One of the biggest reason that people in their 20s dread the day that they finally make it to their 30s is that it’s the decade where everything finally starts “getting real”. For most it’s a time when they purchase a new home, get established in their careers, get married and, of course, start racking up the bills like crazy.
For many people entering their 30s they’re seeing friends that once used to “party hard” all the time decide to settle down, and they suddenly realize that they have no excuses left for not having their own financial house better organized.
The truth of the matter is that many of the choices that people make during their 30s will have a great effect on what their life is like when they finally make it to their 60s. If you’re in your 30s and you’d like to be ready when that happens, there are a number of common money mistakes that you definitely need to avoid right now, today. We’ve made a few notes about the Top 3 mistakes below. Enjoy.
Mistake number 1 is one of the biggest, buying a house that you really can’t afford. Simply put, purchasing a new home is one of the biggest financial transaction you’ll make in your adult life and, even if you have people bemoaning the rise of renters in the United States, you shouldn’t let anyone pressure you into moving ahead too quickly and purchasing a home that you either don’t need or can’t afford. In fact, it’s recommended that you be willing and able to live in a home from 7 to 10 years before you commit to buying it.
It’s also an incredibly good idea to wait until your credit is as high as you can possibly get it because, if it’s poor, you will spend thousands of extra dollars over the lifetime of your mortgage paying interest rates that you’re forced to pay because of your low credit rating.

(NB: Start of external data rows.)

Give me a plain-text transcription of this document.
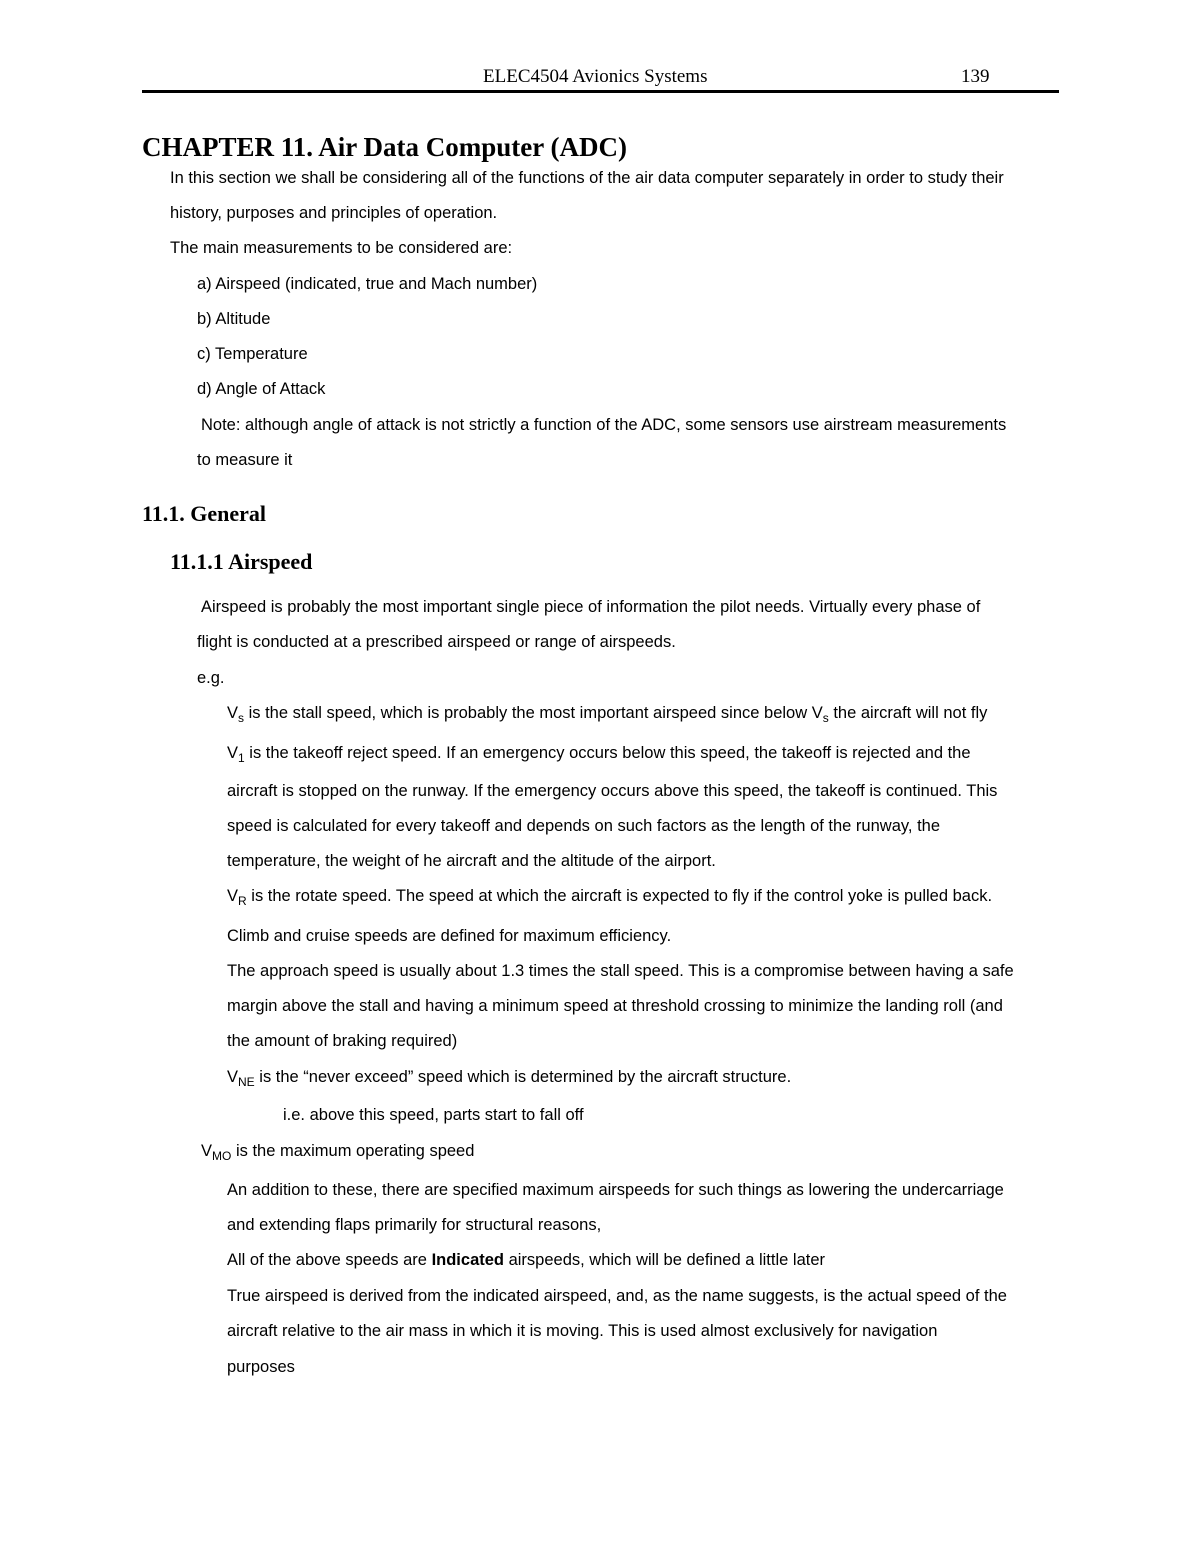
ELEC4504 Avionics Systems	139
CHAPTER 11. Air Data Computer (ADC)
In this section we shall be considering all of the functions of the air data computer separately in order to study their
history, purposes and principles of operation.
The main measurements to be considered are:
a) Airspeed (indicated, true and Mach number)
b) Altitude
c) Temperature
d) Angle of Attack
Note: although angle of attack is not strictly a function of the ADC, some sensors use airstream measurements
to measure it
11.1. General
11.1.1 Airspeed
Airspeed is probably the most important single piece of information the pilot needs. Virtually every phase of
flight is conducted at a prescribed airspeed or range of airspeeds.
e.g.
$V_s$ is the stall speed, which is probably the most important airspeed since below $V_s$ the aircraft will not fly
$V_1$ is the takeoff reject speed. If an emergency occurs below this speed, the takeoff is rejected and the
aircraft is stopped on the runway. If the emergency occurs above this speed, the takeoff is continued. This
speed is calculated for every takeoff and depends on such factors as the length of the runway, the
temperature, the weight of he aircraft and the altitude of the airport.
$V_R$ is the rotate speed. The speed at which the aircraft is expected to fly if the control yoke is pulled back.
Climb and cruise speeds are defined for maximum efficiency.
The approach speed is usually about 1.3 times the stall speed. This is a compromise between having a safe
margin above the stall and having a minimum speed at threshold crossing to minimize the landing roll (and
the amount of braking required)
$V_{NE}$ is the “never exceed” speed which is determined by the aircraft structure.
i.e. above this speed, parts start to fall off
$V_{MO}$ is the maximum operating speed
An addition to these, there are specified maximum airspeeds for such things as lowering the undercarriage
and extending flaps primarily for structural reasons,
All of the above speeds are Indicated airspeeds, which will be defined a little later
True airspeed is derived from the indicated airspeed, and, as the name suggests, is the actual speed of the
aircraft relative to the air mass in which it is moving. This is used almost exclusively for navigation
purposes
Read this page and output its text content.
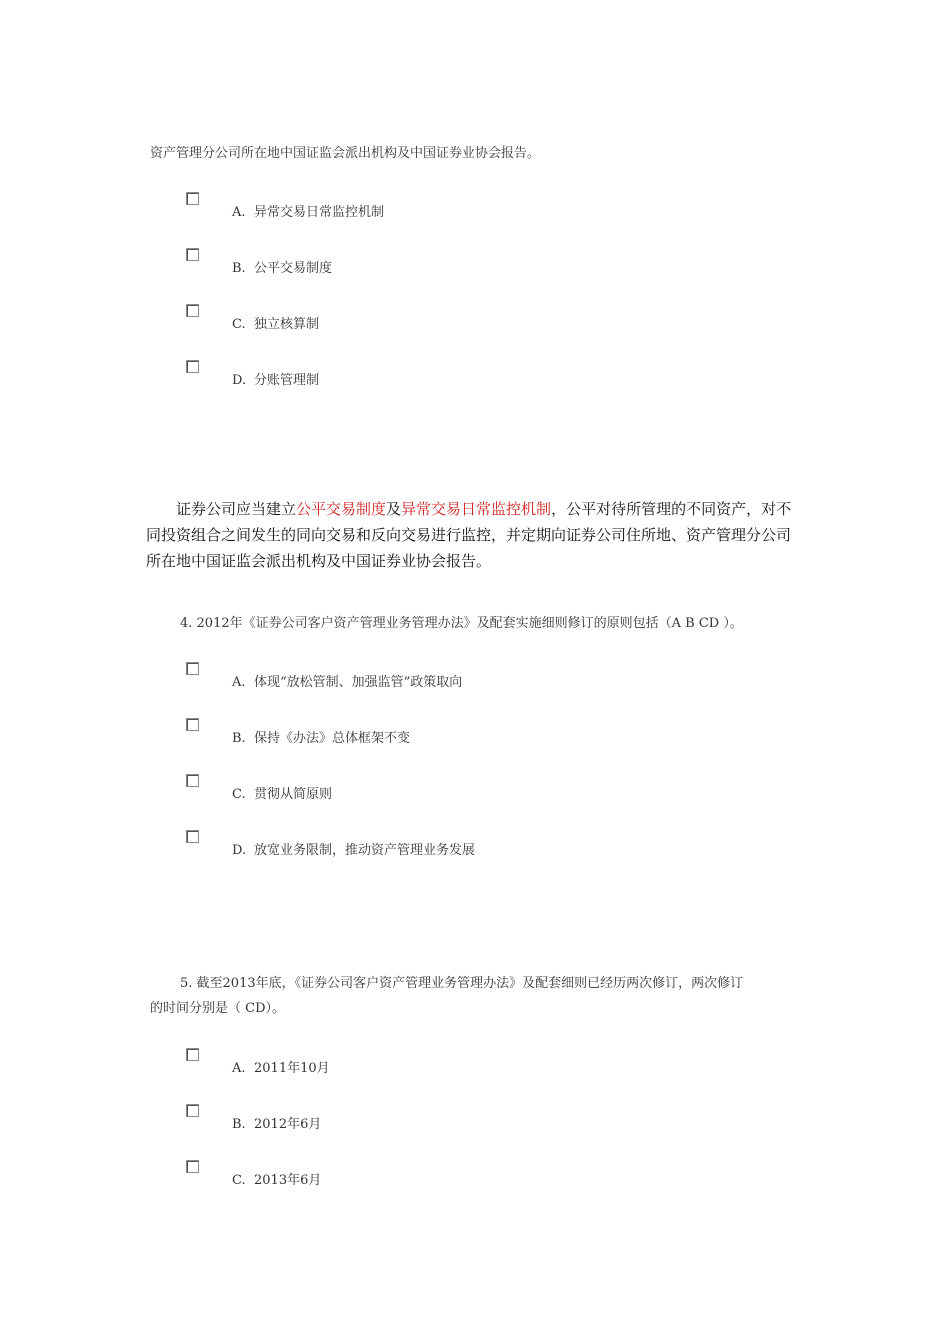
资产管理分公司所在地中国证监会派出机构及中国证券业协会报告。
A. 异常交易日常监控机制
B. 公平交易制度
C. 独立核算制
D. 分账管理制

证券公司应当建立公平交易制度及异常交易日常监控机制，公平对待所管理的不同资产，对不同投资组合之间发生的同向交易和反向交易进行监控，并定期向证券公司住所地、资产管理分公司所在地中国证监会派出机构及中国证券业协会报告。

4. 2012年《证券公司客户资产管理业务管理办法》及配套实施细则修订的原则包括（A B CD ）。
A. 体现“放松管制、加强监管”政策取向
B. 保持《办法》总体框架不变
C. 贯彻从简原则
D. 放宽业务限制，推动资产管理业务发展
5. 截至2013年底，《证券公司客户资产管理业务管理办法》及配套细则已经历两次修订，两次修订
的时间分别是（ CD）。
A. 2011年10月
B. 2012年6月
C. 2013年6月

Mistake number 2 is to go into marriage without first talking about finances. Setting aside for a moment the fact that the average wedding costs approximately $30,000, the really expensive mistake is walking down the aisle before you have an honest and open talk with your partner to be about your financial affairs, their financial affairs and the likelihood of what you are combined financial affairs will look like after you’ve gotten married. Another fact is that the most common cause marriage problems is money and, if you go into a marriage is not knowing that your wife to be is an impulsive shopper or that your husband to be likes collecting incredibly expensive tchotchkes, your marriage might be in trouble before it even begins.
The final mistake, mistake number 3, is to neglect putting aside money for your children’s education. As more and more people decide to wait until their 30s to have children, many of them don’t realize how much college is going to cost once those children reach college age. The fact is, over the last three decades college costs have increased by more than 1000%, a staggering statistic. Opening a 529 college savings plan or a Roth IRA in your child’s name are both excellent ideas. Behind those ideas is simply putting money into a savings account that will grow and, by the time college tuition is due, be able to pay for what your children need.
So welcome to your 30s boys and girls, and a time in your life where things change rapidly. Keep your wits about you, don’t panic and by the time you reach retirement you might just have a few bucks left over to support yourself.